Let G be a connected graph containing a cut-vertex $v$ and let $G_{1}$ be a component of $G-v$
(a) Show that the induced subgraph $G[V(G_{1}) \cup {v}]$ of $G$ is connected
(b)Show that the induced subgraph $G[V(G_{1}) \cup {v}]$ of $G$ need not be a block of G
To be honest I am not sure how to start the proof for this or which direction to take it in. Any help would be much appreciated.
I will help you with part (a). $G_1$ is a connected component of $G-v$, so by definition it is connected. Let's show that the induced subgraph $G[V(G_1)\cup v]$ is connected.

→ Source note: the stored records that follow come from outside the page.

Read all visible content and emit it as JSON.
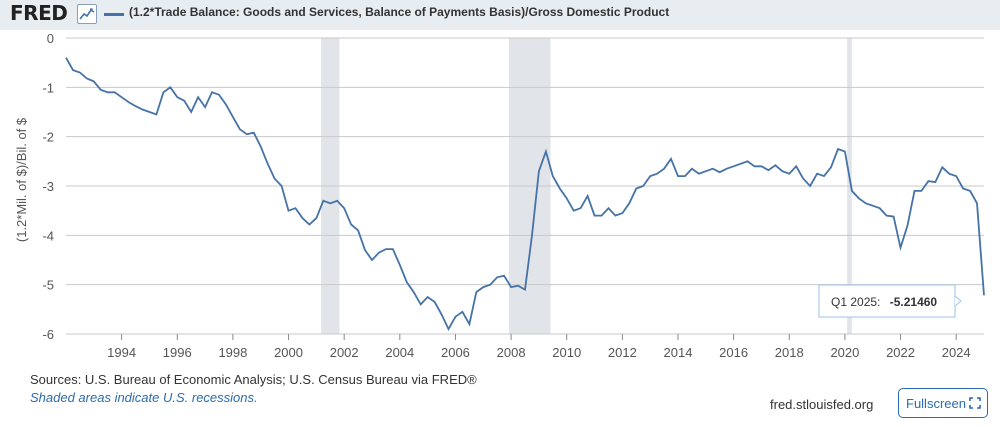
{
  "header": {
    "logo_text": "FRED",
    "logo_icon": "line-chart-icon",
    "series_title": "(1.2*Trade Balance: Goods and Services, Balance of Payments Basis)/Gross Domestic Product"
  },
  "footer": {
    "sources": "Sources: U.S. Bureau of Economic Analysis; U.S. Census Bureau via FRED®",
    "shaded_note": "Shaded areas indicate U.S. recessions.",
    "site": "fred.stlouisfed.org",
    "fullscreen_label": "Fullscreen",
    "fullscreen_icon": "expand-icon"
  },
  "tooltip": {
    "label": "Q1 2025:",
    "value": "-5.21460"
  },
  "colors": {
    "line": "#4572a7",
    "recession": "#e1e5ea",
    "header_bg": "#e8edf2",
    "link": "#2a6cb0"
  },
  "chart_data": {
    "type": "line",
    "ylabel": "(1.2*Mil. of $)/Bil. of $",
    "xlabel": "",
    "xlim": [
      1992.0,
      2025.0
    ],
    "ylim": [
      -6,
      0
    ],
    "x_ticks": [
      1994,
      1996,
      1998,
      2000,
      2002,
      2004,
      2006,
      2008,
      2010,
      2012,
      2014,
      2016,
      2018,
      2020,
      2022,
      2024
    ],
    "y_ticks": [
      0,
      -1,
      -2,
      -3,
      -4,
      -5,
      -6
    ],
    "grid": "horizontal",
    "recessions": [
      [
        2001.17,
        2001.83
      ],
      [
        2007.92,
        2009.42
      ],
      [
        2020.08,
        2020.25
      ]
    ],
    "series": [
      {
        "x": [
          1992.0,
          1992.25,
          1992.5,
          1992.75,
          1993.0,
          1993.25,
          1993.5,
          1993.75,
          1994.0,
          1994.25,
          1994.5,
          1994.75,
          1995.0,
          1995.25,
          1995.5,
          1995.75,
          1996.0,
          1996.25,
          1996.5,
          1996.75,
          1997.0,
          1997.25,
          1997.5,
          1997.75,
          1998.0,
          1998.25,
          1998.5,
          1998.75,
          1999.0,
          1999.25,
          1999.5,
          1999.75,
          2000.0,
          2000.25,
          2000.5,
          2000.75,
          2001.0,
          2001.25,
          2001.5,
          2001.75,
          2002.0,
          2002.25,
          2002.5,
          2002.75,
          2003.0,
          2003.25,
          2003.5,
          2003.75,
          2004.0,
          2004.25,
          2004.5,
          2004.75,
          2005.0,
          2005.25,
          2005.5,
          2005.75,
          2006.0,
          2006.25,
          2006.5,
          2006.75,
          2007.0,
          2007.25,
          2007.5,
          2007.75,
          2008.0,
          2008.25,
          2008.5,
          2008.75,
          2009.0,
          2009.25,
          2009.5,
          2009.75,
          2010.0,
          2010.25,
          2010.5,
          2010.75,
          2011.0,
          2011.25,
          2011.5,
          2011.75,
          2012.0,
          2012.25,
          2012.5,
          2012.75,
          2013.0,
          2013.25,
          2013.5,
          2013.75,
          2014.0,
          2014.25,
          2014.5,
          2014.75,
          2015.0,
          2015.25,
          2015.5,
          2015.75,
          2016.0,
          2016.25,
          2016.5,
          2016.75,
          2017.0,
          2017.25,
          2017.5,
          2017.75,
          2018.0,
          2018.25,
          2018.5,
          2018.75,
          2019.0,
          2019.25,
          2019.5,
          2019.75,
          2020.0,
          2020.25,
          2020.5,
          2020.75,
          2021.0,
          2021.25,
          2021.5,
          2021.75,
          2022.0,
          2022.25,
          2022.5,
          2022.75,
          2023.0,
          2023.25,
          2023.5,
          2023.75,
          2024.0,
          2024.25,
          2024.5,
          2024.75,
          2025.0
        ],
        "values": [
          -0.4,
          -0.65,
          -0.7,
          -0.82,
          -0.88,
          -1.05,
          -1.1,
          -1.1,
          -1.2,
          -1.3,
          -1.38,
          -1.45,
          -1.5,
          -1.55,
          -1.1,
          -1.0,
          -1.2,
          -1.27,
          -1.5,
          -1.2,
          -1.4,
          -1.1,
          -1.15,
          -1.35,
          -1.6,
          -1.85,
          -1.95,
          -1.92,
          -2.2,
          -2.55,
          -2.85,
          -3.0,
          -3.5,
          -3.45,
          -3.65,
          -3.78,
          -3.65,
          -3.3,
          -3.35,
          -3.3,
          -3.45,
          -3.78,
          -3.9,
          -4.3,
          -4.5,
          -4.35,
          -4.28,
          -4.28,
          -4.6,
          -4.95,
          -5.15,
          -5.4,
          -5.25,
          -5.35,
          -5.6,
          -5.9,
          -5.65,
          -5.55,
          -5.8,
          -5.15,
          -5.05,
          -5.0,
          -4.85,
          -4.82,
          -5.05,
          -5.02,
          -5.1,
          -4.0,
          -2.7,
          -2.3,
          -2.8,
          -3.05,
          -3.25,
          -3.5,
          -3.45,
          -3.2,
          -3.6,
          -3.6,
          -3.45,
          -3.6,
          -3.55,
          -3.35,
          -3.05,
          -3.0,
          -2.8,
          -2.75,
          -2.65,
          -2.45,
          -2.8,
          -2.8,
          -2.65,
          -2.75,
          -2.7,
          -2.65,
          -2.72,
          -2.65,
          -2.6,
          -2.55,
          -2.5,
          -2.6,
          -2.6,
          -2.68,
          -2.58,
          -2.7,
          -2.75,
          -2.6,
          -2.85,
          -3.0,
          -2.75,
          -2.8,
          -2.62,
          -2.25,
          -2.3,
          -3.1,
          -3.25,
          -3.35,
          -3.4,
          -3.45,
          -3.6,
          -3.62,
          -4.25,
          -3.8,
          -3.1,
          -3.1,
          -2.9,
          -2.92,
          -2.62,
          -2.75,
          -2.8,
          -3.05,
          -3.1,
          -3.35,
          -5.2146
        ]
      }
    ]
  }
}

It is enough to show that $v$ is connected to some vertex in $V(G_1)$. Since $v$ is a cut-vertex, there are vertices $x\in V(G_1)$ and $y\in V(G)\setminus V(G_1)$ such that there is a path from $x$ to $y$ passing through $v$ (this is a consequence of the fact that $G$ is connected and $v$ is a cut-vertex. try to show this by contradiction, for example). Let's denote the path by $P=xv_1v_2\dots v_r v v_{r+1}\dots v_n y$, then the vertices $\{v_1,v_2\dots, v_r\}$ are in $V(G_1)$ (because $x$ is in $G_1$ and $G_1$ is a component obtained after removing just $v$). In particular $v_r\in V(G_1)$, and this means that $v_rv$ is an edge in the induced graph $G[V(G_1)\cup v]$.
For part (b) you need to show that $G_1$ is not necessarily a maximal subgraph without cut-vertices. I think you can cook up an example.